Artiva Biotherapeutics Inc., of San Diego, has secured $78 million in series A financing to support its development of off-the-shelf universal NK cells for use in combination with monoclonal antibody therapy and tumor-targeting CAR-NK cell therapies. The company plans to move into the clinic this year with its first candidate, AB-101, in combination with an anti-CD20 monoclonal antibody for the treatment of relapsed/refractory B-cell lymphoma. 5AM Ventures, Venbio Partners and RA Capital Management co-led the financing, joined by Medivate Partners, seed investors and Green Cross Holdings Corp. (GC).
Officially founded in February 2019, the company really got its start at the 2018 American Society of Hematology annual meeting after a meeting of two industry veterans familiar with the cell therapy space: Founding President and CEO Tom Farrell and Peter Flynn, the company's chief operating officer.
Farrell spent 11 years building Bellicum Pharmaceuticals Inc., while Flynn had spent seven years leading early program development at Fate Therapeutics Inc. When they met, they were both asking the same questions, Farrell told BioWorld: How could they take early successes with CAR T, exemplified by products like the anti-CD19 CAR T therapy Yescarta (Gilead Sciences Inc.), and translate those into a business producing medicines that are not only effective, but also accessible at scale?
"We needed to think big," Farrell said. Both had taken an interest in identifying an industrial platform that would support not just large-scale manufacturing expansion of NK cells, but also the necessary logistical elements, such as cryopreservation to enable immediate and repeated availability of cells. GC subsidiary Green Cross Labcell Corp., of Yongin, South Korea, provided the answer.
NK cells, part of the body's innate immune system, are part of the first line of defense against infections and tumors. They're also mediators of antibody-dependent cytotoxicity, Flynn said. But from a therapeutics standpoint, they are very difficult to handle, expand and freeze. At GC, the partners found a manufacturing platform built below-the-radar with a "clinical commercial mindset" and a scientific team with the ability to handle all three of those elements using cord blood-derived NK cells at a scale he had never seen before.
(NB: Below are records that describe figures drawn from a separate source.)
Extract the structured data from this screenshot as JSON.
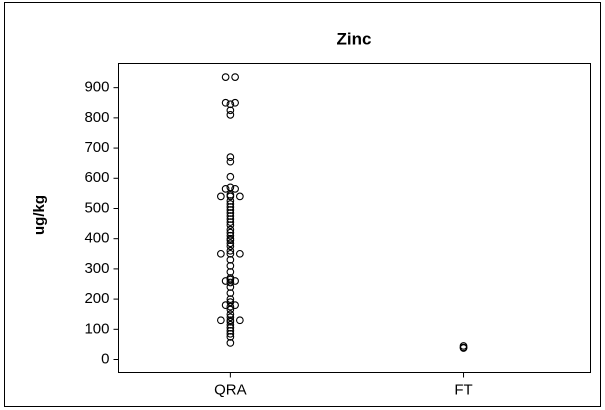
{
  "chart_data": {
    "type": "strip",
    "title": "Zinc",
    "y_label": "ug/kg",
    "categories": [
      "QRA",
      "FT"
    ],
    "values": [
      [
        935,
        935,
        850,
        850,
        845,
        825,
        810,
        670,
        655,
        605,
        570,
        565,
        565,
        545,
        540,
        540,
        540,
        525,
        515,
        505,
        495,
        485,
        475,
        465,
        455,
        445,
        430,
        420,
        410,
        400,
        395,
        385,
        375,
        360,
        350,
        350,
        350,
        330,
        310,
        290,
        270,
        265,
        260,
        260,
        255,
        240,
        220,
        200,
        190,
        180,
        180,
        175,
        165,
        150,
        140,
        130,
        130,
        130,
        125,
        115,
        105,
        95,
        85,
        75,
        55
      ],
      [
        45,
        40,
        38
      ]
    ],
    "color": "#000000",
    "ylim": [
      -43,
      980
    ],
    "yticks": [
      0,
      100,
      200,
      300,
      400,
      500,
      600,
      700,
      800,
      900
    ]
  }
}
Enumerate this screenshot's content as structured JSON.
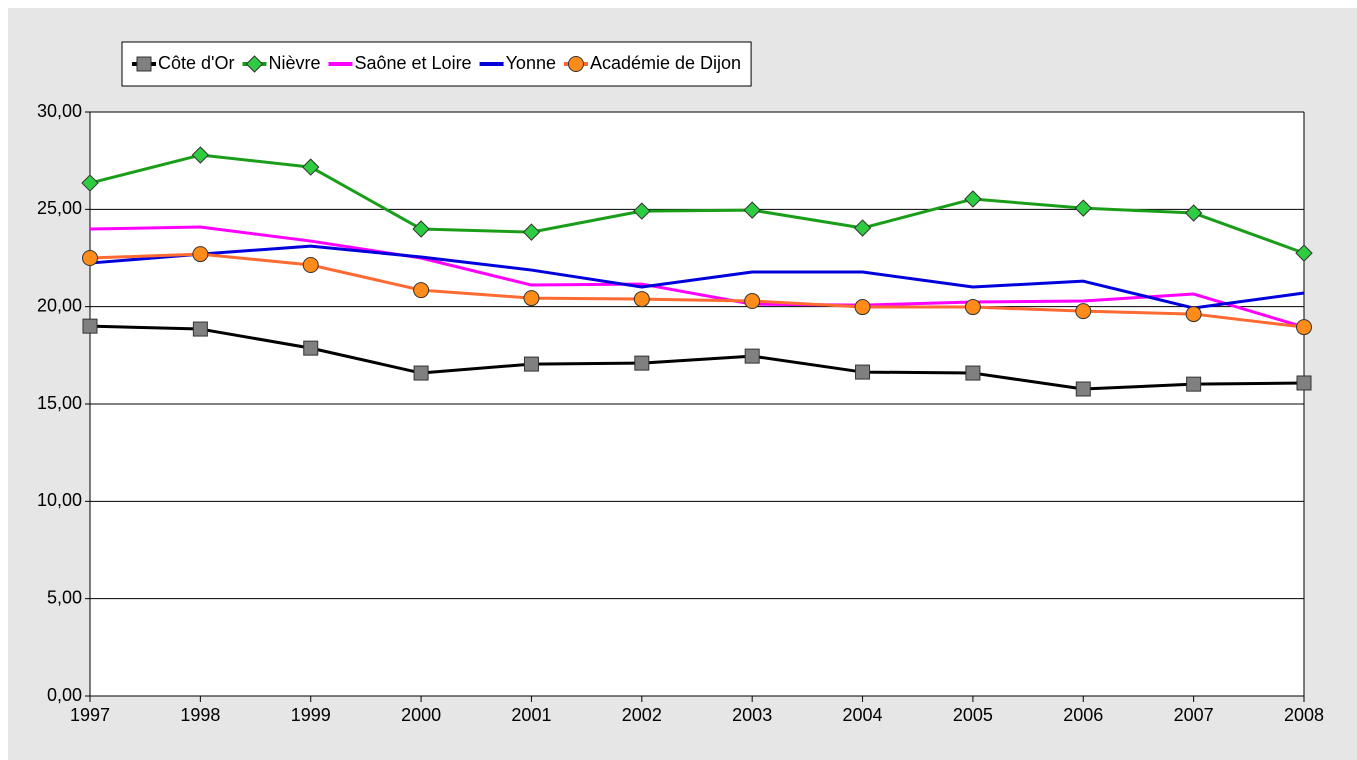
{
  "chart_data": {
    "type": "line",
    "categories": [
      "1997",
      "1998",
      "1999",
      "2000",
      "2001",
      "2002",
      "2003",
      "2004",
      "2005",
      "2006",
      "2007",
      "2008"
    ],
    "series": [
      {
        "name": "Côte d'Or",
        "color": "#000000",
        "marker": "square",
        "marker_color": "#808080",
        "values": [
          19.0,
          18.85,
          17.87,
          16.59,
          17.05,
          17.1,
          17.46,
          16.64,
          16.59,
          15.77,
          16.02,
          16.08
        ]
      },
      {
        "name": "Nièvre",
        "color": "#1a9e1a",
        "marker": "diamond",
        "marker_color": "#2ecc40",
        "values": [
          26.35,
          27.79,
          27.17,
          23.99,
          23.83,
          24.91,
          24.96,
          24.04,
          25.53,
          25.06,
          24.81,
          22.75
        ]
      },
      {
        "name": "Saône et Loire",
        "color": "#ff00ff",
        "values": [
          23.99,
          24.09,
          23.37,
          22.5,
          21.11,
          21.16,
          20.13,
          20.08,
          20.24,
          20.29,
          20.65,
          18.95
        ]
      },
      {
        "name": "Yonne",
        "color": "#0000dd",
        "values": [
          22.24,
          22.7,
          23.11,
          22.55,
          21.88,
          21.01,
          21.78,
          21.78,
          21.01,
          21.31,
          19.93,
          20.7
        ]
      },
      {
        "name": "Académie de Dijon",
        "color": "#ff6a33",
        "marker": "circle",
        "marker_color": "#ff8c1a",
        "values": [
          22.5,
          22.7,
          22.14,
          20.85,
          20.44,
          20.39,
          20.29,
          19.98,
          19.98,
          19.77,
          19.62,
          18.95
        ]
      }
    ],
    "ylim": [
      0,
      30
    ],
    "yticks": [
      {
        "value": 0,
        "label": "0,00"
      },
      {
        "value": 5,
        "label": "5,00"
      },
      {
        "value": 10,
        "label": "10,00"
      },
      {
        "value": 15,
        "label": "15,00"
      },
      {
        "value": 20,
        "label": "20,00"
      },
      {
        "value": 25,
        "label": "25,00"
      },
      {
        "value": 30,
        "label": "30,00"
      }
    ],
    "grid": true,
    "legend": "top-left"
  }
}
Conversations that flowed from due diligence on the platform eventually led to GC backing the startup with seed funding and further supporting its series A.
"Right now, we can take a single umbilical cord blood unit and generate enough pure cryopreserved, infusion-ready NKs to treat hundreds to thousands of patients," Flynn said.
The company's most advanced program, AB-101, is an allogeneic NK cell therapy candidate optimized to provide high and consistent expression of CD16, which engages antibodies. Presuming its soon-to-be-filed IND is approved, the first proof-of-concept test for the candidate will take the form of a study initialized this year with a monotherapy run-in, followed in 2021 by the introduction of a combination with rituximab in relapsed refractory B-cell lymphoma.
The company is also looking to leverage GC's CAR technology, which builds on work done to determine which CAR constructs would work best within NK cells. Using that technology, Artiva has added to its pipeline a CAR-NK cell therapy candidate directed against HER2 for targeting HER2-positive solid tumors called AB-201. It's also developing AB-202, a CAR-NK cell therapy targeting CD19-positive B-cell malignancies. Further down the road, ongoing research is expected to yield technology to support gene editing of the NKs.
Artiva today has about 10 full-time employees, with plans for growth in the year ahead. It takes its name from a combination of “art” and “viva,” for life.
In addition to Artiva, Green Cross Labcell is working with Kleo Pharmaceuticals Inc. to develop an NK cell combination therapy against COVID-19.